I still remember when we were young and my older sister had baked a cake for the first time and iced it saying ‘Happy Holidays’. My mother would get us to try out new recipes, just so as we would learn, she knows and cooks so much, yet until last year she had never tried to make a cake. Being vegetarian, it is always essential to learn to make things without eggs and if you don’t have the correct cake recipe then it can be too dry and not at all spongy. Like with everything else in life ‘practice makes perfect’ and my younger sister has perfected the art of baking the perfect cake. Everyone who has had this cake will know that it is the BEST eggless chocolate cake ever. My younger sister has surpassed both me and my older sister in making the best cakes. This recipe has been adapted from the Tarla Dalal’s recipe and the slight changes that have been made make all the difference in making a soft and moist sponge. This is the basic recipe that my sister has used to make various cakes for all our birthdays. At a future date we will show you a collection of different ideas on decorating and presenting cakes that we have done. Give this recipe a go and let me know how you like it.
Eggless Chocolate Cake
Preparation time: 20 mins Cooking time: 20 to 30 minutes Serves: 6
8 oz of self raising flour plus extra for dusting
2 tsp heaped baking powder
1 tsp heaped bicarbonate of soda powder
3 1/2 tbsp heaped coco powder
3 1/2 tbsp heaped drinking chocolate powder
1 tin (397g) condensed milk
250 g margarine or butter melted plus extra for greasing
2 tsp vanilla essence
1/2 can Sprite (normal lemon lime flavour) fizzy soft drink
For the icing
60g approx of dark chocolate ( we used a Lindt bar with 70% coco content)
250 g extra thick fresh cream ( we used channel island cream)
icing sugar for dusting
1) Mix all the dry ingredients in a blender bowl with a spoon, it should all become light brown in colour, and then level it out in the bowl.
2) Pour the condensed milk, melted margarine and vanilla essence into the bowl and start blending at a slow speed. Gradually start pouring in the Sprite and increasing the speed of the blender. Once you have poured 1/4 of a can of sprite, stop the mixture, scrape the sides and check the consistency with a spatula. The mixture has to be smooth, even and loose enough to be poured like thick cream.
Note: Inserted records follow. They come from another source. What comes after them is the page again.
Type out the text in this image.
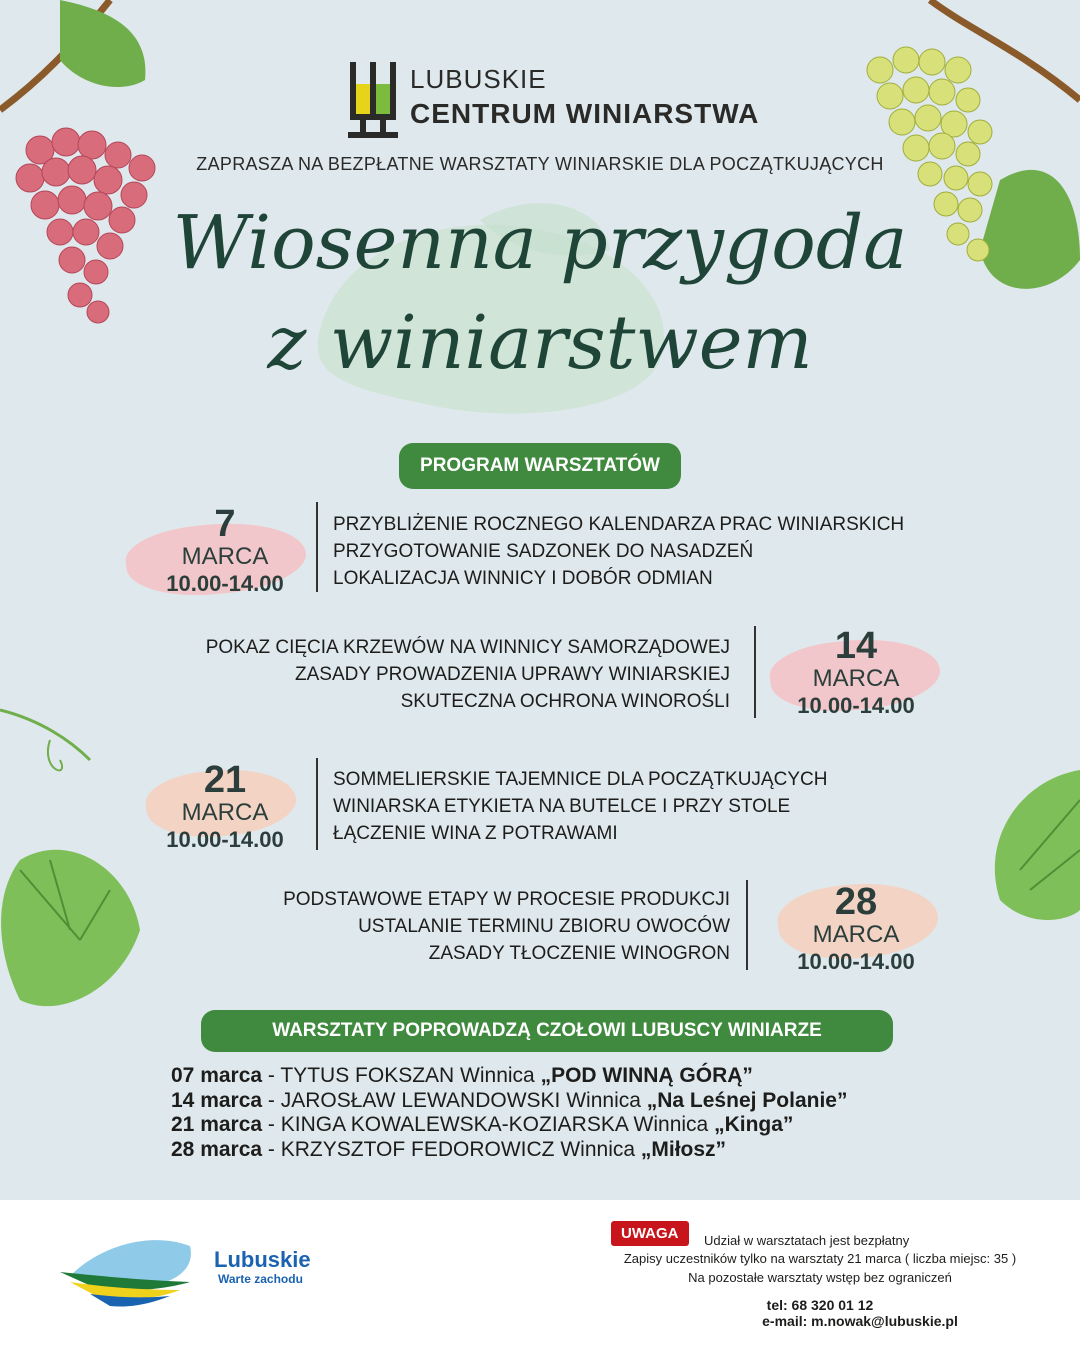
LUBUSKIE
CENTRUM WINIARSTWA
ZAPRASZA NA BEZPŁATNE WARSZTATY WINIARSKIE DLA POCZĄTKUJĄCYCH
Wiosenna przygoda
z winiarstwem
PROGRAM WARSZTATÓW
7
MARCA
10.00-14.00
PRZYBLIŻENIE ROCZNEGO KALENDARZA PRAC WINIARSKICH
PRZYGOTOWANIE SADZONEK DO NASADZEŃ
LOKALIZACJA WINNICY I DOBÓR ODMIAN
POKAZ CIĘCIA KRZEWÓW NA WINNICY SAMORZĄDOWEJ
ZASADY PROWADZENIA UPRAWY WINIARSKIEJ
SKUTECZNA OCHRONA WINOROŚLI
14
MARCA
10.00-14.00
21
MARCA
10.00-14.00
SOMMELIERSKIE TAJEMNICE DLA POCZĄTKUJĄCYCH
WINIARSKA ETYKIETA NA BUTELCE I PRZY STOLE
ŁĄCZENIE WINA Z POTRAWAMI
PODSTAWOWE ETAPY W PROCESIE PRODUKCJI
USTALANIE TERMINU ZBIORU OWOCÓW
ZASADY TŁOCZENIE WINOGRON
28
MARCA
10.00-14.00
WARSZTATY POPROWADZĄ CZOŁOWI LUBUSCY WINIARZE
07 marca - TYTUS FOKSZAN Winnica „POD WINNĄ GÓRĄ”
14 marca - JAROSŁAW LEWANDOWSKI Winnica „Na Leśnej Polanie”
21 marca - KINGA KOWALEWSKA-KOZIARSKA Winnica „Kinga”
28 marca - KRZYSZTOF FEDOROWICZ Winnica „Miłosz”
Lubuskie
Warte zachodu
UWAGA	Udział w warsztatach jest bezpłatny
Zapisy uczestników tylko na warsztaty 21 marca ( liczba miejsc: 35 )
Na pozostałe warsztaty wstęp bez ograniczeń
tel: 68 320 01 12
e-mail: m.nowak@lubuskie.pl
Pour the remaining 1/4 or as much as is needed. If you are making cupcakes using this recipe then you need to keep the mixture a little thicker, so you will need less sprite.
3) Decide on the shape you want and grease and flour the tin. Pour roughly half the mixture into the tin and bake in a pre-heated oven (gas mark 6 or 200’C) for 10 to 12 mins, then turn the cake and increase the heat to gas 9 or 240’C for a further 10 mins. If you are making cup cakes then pour the remaining mixture into cup cake cases of your choice and bake. If you wish to make a sandwich sponge cake then wait until the first cake is done and then bake the remaining mixture in the same tin, or use two of the same size tins.
4) You will know the cake is ready when you can smell the sweet aroma, and when you take it out of the oven it comes away from the edges of the tin slightly. Check the middle of the cake by piercing a knife into the cake and if it comes out clean your cake is done. If there is a little flour sticking to it then, place it back in the oven for 8 to 10 mins, and then check again.
5) Wet a non fluffy clean cotton tea towel and place on a wire rack. Run a knife gently around the edges of the cake and invert on to the damp tea towel, cover and let it cool ready to be decorated. This will keep the cake moist.
6) For the icing melt the chocolate by placing a bowl over some boiling water and putting the chocolate in the bowl. Once melted and it is smooth and lump free, slowly fold it into the cream. Mix well and then spread on to the cake, roughly smooth out the icing on the cake. Use a sieve and dust some icing sugar on top of the cake, job done, now just enjoy it own its own, with ice cream or some coffee.